For poorer Americans, the decrease in public vaccination sites could reduce the number who receive shots this fall, experts said.
In New York, Emily Gerteis, who arranges shots for people living on the street or in shelters at the Center for Urban Community Services, recalled convincing a patient this summer to be vaccinated. But when she suggested a pharmacy, the patient refused, preferring to hold out for city clinics and their $100 incentives, Ms. Gerteis said.
The problem was that those offerings no longer existed. The patient was not vaccinated.
“A year ago, there was all this money for advertising, and they were throwing money at vaccines,” said Dr. Zeke McKinney, a physician in Minneapolis who had helped to organize vaccinations at his local barbershop until funding dried up. “Now, it’s like nobody cares.”
The White House is still seeking more funding from Congress, which it says is also needed to produce tests and develop next-generation Covid vaccines.
For now, some health officials said they were prepared to rev back up shuttered sites in the event demand surged, even if their workers were increasingly depleted. On some days recently, Dr. Mysheika Roberts, the health commissioner in Columbus, Ohio, said she needed to divert two-thirds of her Covid vaccination specialists to monkeypox clinics.
“It’s a bit overwhelming for some of our staff members,” she said.
Experts said that restoring health workforces and maintaining vaccine outreach could help break a boom-and-bust cycle in public health spending that has especially hurt marginalized Americans.
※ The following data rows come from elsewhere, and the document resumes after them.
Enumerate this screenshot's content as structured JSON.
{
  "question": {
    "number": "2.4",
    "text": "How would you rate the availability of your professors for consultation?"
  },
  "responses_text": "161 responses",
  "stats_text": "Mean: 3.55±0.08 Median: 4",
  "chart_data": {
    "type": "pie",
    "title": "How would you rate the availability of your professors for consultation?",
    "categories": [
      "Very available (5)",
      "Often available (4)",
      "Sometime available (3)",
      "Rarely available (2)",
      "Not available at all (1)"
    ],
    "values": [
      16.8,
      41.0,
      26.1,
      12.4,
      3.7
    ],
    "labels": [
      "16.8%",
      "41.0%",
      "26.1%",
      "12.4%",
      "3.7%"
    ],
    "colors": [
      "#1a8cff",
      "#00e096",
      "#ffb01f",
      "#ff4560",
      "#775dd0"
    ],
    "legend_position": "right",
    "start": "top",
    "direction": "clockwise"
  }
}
Early investments, for example, helped narrow racial gaps in primary series vaccination rates. But in the booster rollout, considerable racial disparities have re-emerged.
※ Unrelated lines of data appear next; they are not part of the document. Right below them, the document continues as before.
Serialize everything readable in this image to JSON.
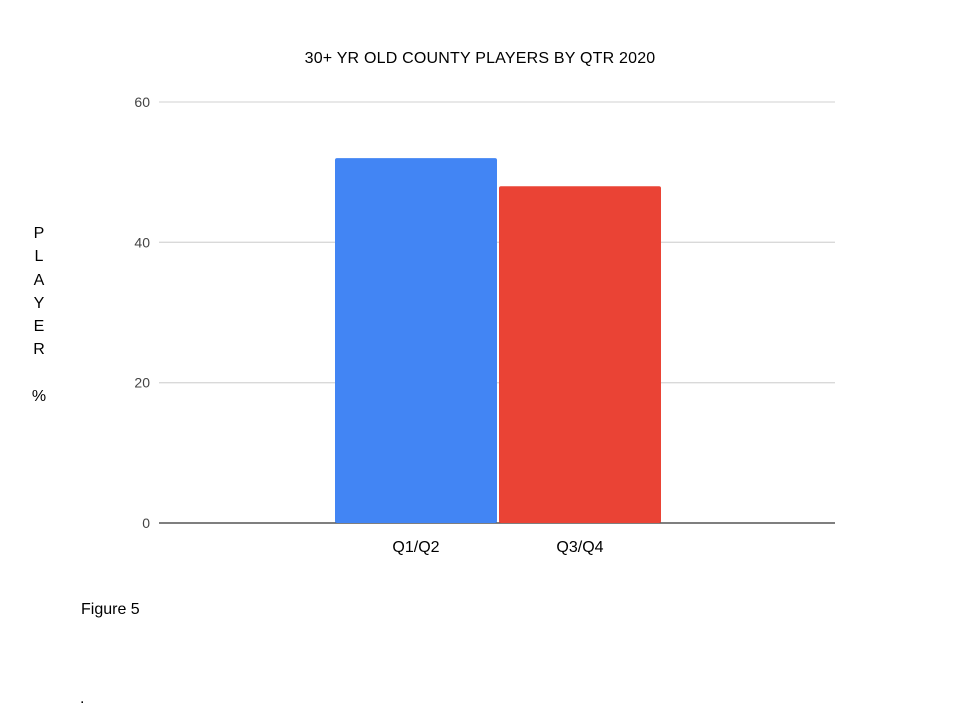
{
  "chart_data": {
    "type": "bar",
    "title": "30+ YR OLD COUNTY PLAYERS BY QTR 2020",
    "ylabel": "PLAYER %",
    "xlabel": "",
    "categories": [
      "Q1/Q2",
      "Q3/Q4"
    ],
    "values": [
      52,
      48
    ],
    "colors": [
      "#4285f4",
      "#ea4335"
    ],
    "ylim": [
      0,
      60
    ],
    "yticks": [
      0,
      20,
      40,
      60
    ],
    "grid": true
  },
  "caption": "Figure 5",
  "footer_mark": "."
}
The relaxation of federal Covid guidance and the reluctance to incentivize booster shots has not made it any easier to persuade people of the benefits of additional doses, some health officials said.
“There’s a lot of messaging from federal sources that things are good and we’re back to normal,” said Dr. Clay Marsh, West Virginia’s Covid czar. “It’s mixed messaging.”
Health experts encouraged making Covid shots a routine part of people’s medical care, including by enlisting more primary care doctors in the rollout. More creative marketing could also help generate demand, said Dr. Kevin Schulman, a Stanford University professor.
One example, he said, would be a campaign framed around protecting older relatives at fall or winter holiday gatherings. Despite the scientific uncertainties, he also said the time had to come to promise Americans that they would not be asked back for further Covid vaccines for at least a year — and that, when they were, it would be for an “annual Covid vaccine,” rather than a “booster.”
“Marketers spend huge amounts of time trying to figure these things out,” Dr. Schulman said. “Unfortunately, we just haven’t seen effort devoted in that direction.”
Ms. Bernstein, the White House adviser, said the administration was regularly surveying people about booster shots and using the results to inform messages it suggested to on-the-ground partners.
Ben Weston, Milwaukee County’s chief health policy adviser, said the nation’s underfunded booster campaign had hurt the same vulnerable and often nonwhite residents who have long struggled to gain access to good medical care.
“It’s putting up barriers,” he said, “particularly for populations that are more susceptible to those barriers.”